TGF-β1 and RA are well known to promote IgA switching of B cells (19,20,21,23,24). Recently, we observed that LF also caused spleen B cells to commit IgA class switch recombination (CSR) (31). Since TGF-β1 and RA increases IgA CSR in peritoneal B cells (25,26), we investigated whether LF possesses such an effect. We first examined the effect of LF, along with TGF-β1 and RA, on Ig production by mouse whole peritoneal B cells. LF, like TGF-β1, increased production of IgA, IgG2b, and IgG3 isotypes, whereas RA had little effect (Fig. 1). IgG1 production was marginal under any conditions (data not shown). These results indicate that LF can modulate peritoneal B cells to secrete IgA isotype.
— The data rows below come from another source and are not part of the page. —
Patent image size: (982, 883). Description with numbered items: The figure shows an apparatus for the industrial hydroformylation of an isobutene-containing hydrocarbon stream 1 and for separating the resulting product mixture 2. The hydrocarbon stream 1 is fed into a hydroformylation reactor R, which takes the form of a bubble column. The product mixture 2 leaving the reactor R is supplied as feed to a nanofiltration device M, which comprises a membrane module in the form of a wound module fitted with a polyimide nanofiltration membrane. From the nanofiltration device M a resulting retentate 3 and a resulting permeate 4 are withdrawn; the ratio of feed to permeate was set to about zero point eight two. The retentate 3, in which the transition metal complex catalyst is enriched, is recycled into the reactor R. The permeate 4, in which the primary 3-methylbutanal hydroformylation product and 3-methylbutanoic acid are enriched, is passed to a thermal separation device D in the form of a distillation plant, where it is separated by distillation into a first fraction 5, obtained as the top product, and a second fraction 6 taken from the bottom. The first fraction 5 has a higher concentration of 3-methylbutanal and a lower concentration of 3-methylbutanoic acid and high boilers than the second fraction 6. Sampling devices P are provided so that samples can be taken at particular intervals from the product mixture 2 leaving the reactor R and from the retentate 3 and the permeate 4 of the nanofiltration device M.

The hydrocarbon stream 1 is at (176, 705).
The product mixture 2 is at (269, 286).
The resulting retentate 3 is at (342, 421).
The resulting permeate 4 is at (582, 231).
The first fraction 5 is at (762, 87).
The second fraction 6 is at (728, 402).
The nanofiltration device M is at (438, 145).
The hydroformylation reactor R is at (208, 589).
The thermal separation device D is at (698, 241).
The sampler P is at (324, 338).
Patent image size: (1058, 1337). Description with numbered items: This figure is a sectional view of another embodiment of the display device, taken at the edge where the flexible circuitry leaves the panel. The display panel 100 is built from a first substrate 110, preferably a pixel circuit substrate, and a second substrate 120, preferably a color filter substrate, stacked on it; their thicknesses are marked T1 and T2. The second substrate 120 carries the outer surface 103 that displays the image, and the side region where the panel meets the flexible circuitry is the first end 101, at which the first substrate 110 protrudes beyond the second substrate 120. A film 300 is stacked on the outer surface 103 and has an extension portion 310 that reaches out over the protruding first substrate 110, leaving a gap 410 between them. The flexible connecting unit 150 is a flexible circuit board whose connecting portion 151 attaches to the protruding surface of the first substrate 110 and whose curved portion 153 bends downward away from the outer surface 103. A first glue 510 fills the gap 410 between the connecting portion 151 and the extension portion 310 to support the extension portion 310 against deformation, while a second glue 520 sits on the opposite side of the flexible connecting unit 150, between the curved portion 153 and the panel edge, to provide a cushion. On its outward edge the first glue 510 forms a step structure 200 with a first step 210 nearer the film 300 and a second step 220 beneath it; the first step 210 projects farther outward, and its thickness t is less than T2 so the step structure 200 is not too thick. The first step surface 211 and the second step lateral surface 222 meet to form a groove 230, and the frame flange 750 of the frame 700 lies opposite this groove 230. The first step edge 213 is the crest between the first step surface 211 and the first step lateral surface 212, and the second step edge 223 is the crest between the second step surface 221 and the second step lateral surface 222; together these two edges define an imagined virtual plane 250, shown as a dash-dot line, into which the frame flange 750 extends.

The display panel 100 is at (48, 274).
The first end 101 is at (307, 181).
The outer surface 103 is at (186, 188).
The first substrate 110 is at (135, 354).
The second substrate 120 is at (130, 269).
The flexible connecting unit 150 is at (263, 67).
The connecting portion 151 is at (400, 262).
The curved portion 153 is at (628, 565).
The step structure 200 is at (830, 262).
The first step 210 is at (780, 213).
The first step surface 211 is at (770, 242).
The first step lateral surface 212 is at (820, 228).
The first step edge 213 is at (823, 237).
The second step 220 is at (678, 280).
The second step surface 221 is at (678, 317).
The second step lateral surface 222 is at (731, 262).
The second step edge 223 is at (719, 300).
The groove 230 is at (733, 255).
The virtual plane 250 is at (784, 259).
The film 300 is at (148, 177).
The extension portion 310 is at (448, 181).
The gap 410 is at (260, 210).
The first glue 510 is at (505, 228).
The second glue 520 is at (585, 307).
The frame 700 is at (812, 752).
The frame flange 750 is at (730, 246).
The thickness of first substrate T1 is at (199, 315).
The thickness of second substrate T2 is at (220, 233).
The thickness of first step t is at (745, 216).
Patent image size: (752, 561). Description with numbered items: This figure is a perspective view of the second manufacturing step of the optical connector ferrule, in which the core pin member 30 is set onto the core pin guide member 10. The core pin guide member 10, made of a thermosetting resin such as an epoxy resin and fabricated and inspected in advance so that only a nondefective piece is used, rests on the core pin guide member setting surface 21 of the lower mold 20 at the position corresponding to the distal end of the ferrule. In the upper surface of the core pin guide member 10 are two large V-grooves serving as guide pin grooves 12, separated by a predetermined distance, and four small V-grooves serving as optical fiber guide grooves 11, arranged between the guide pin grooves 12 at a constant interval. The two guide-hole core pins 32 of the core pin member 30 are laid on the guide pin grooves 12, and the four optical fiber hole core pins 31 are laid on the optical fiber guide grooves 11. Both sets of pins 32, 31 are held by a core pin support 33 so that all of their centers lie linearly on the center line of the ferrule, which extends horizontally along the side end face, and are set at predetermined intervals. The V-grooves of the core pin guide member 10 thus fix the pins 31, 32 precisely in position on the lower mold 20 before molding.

Since LF strongly stimulated whole peritoneal B cells to secrete Igs, we compared Ig production between peritoneal B1 and B2 cell population. In peritoneal B1 cells, both LF and TGF-β1 substantially enhanced IgA and IgG3 production, but not IgG2b (Fig. 2). Interestingly, the results were opposite in peritoneal B2 cells: LF and TGF-β1 enhanced secretion of IgG2b, but not of IgA and IgG3. These results indicate that peritoneal B1 cells are rather specialized to produce IgA production under the influence of either LF or TGF-β1.
Thus far, LF acted like TGF-β1 in the regulation of Ig synthesis by peritoneal B cells. We and others have recently shown that TGF-β1, in combination with RA, enhances IgA production by splenic B cells and peritoneal B1 cells (19,20,21,23,24,26). Therein, we examined the effect of combination of LF and RA on Ig secretion by peritoneal B1 and B2 cells. As predicted, RA further augmented LF-induced IgA production by peritoneal B1 cells (Fig. 3). Again, under the same conditions, level of IgA production were lower in peritoneal B2 cells than in peritoneal B1 cells. Interestingly, this combination effect was confined to only IgA production. Any combined effect of LF and RA was not observed in other isotypes though LF increased production of IgG2b and IgG3 iso types (Fig. 3). These results indicate that LF and RA in combination can specifically modulate peritoneal B1 cells to produce IgA Ab.
Since peritoneal B1 cells produced IgA isotype preferentially, we suspect if B1 cells are already switched to IgA B cells more frequently than B2 cells. To assess this possibility, we determined surface IgA expression on freshly isolated peritoneal B1 and B2 cells. However, the sorted peritoneal B1 and B2 cells showed similar level of surface IgA expression (Fig. 4). These results imply that peritoneal B1 cells are readily switched to IgA B cells upon LF stimulation.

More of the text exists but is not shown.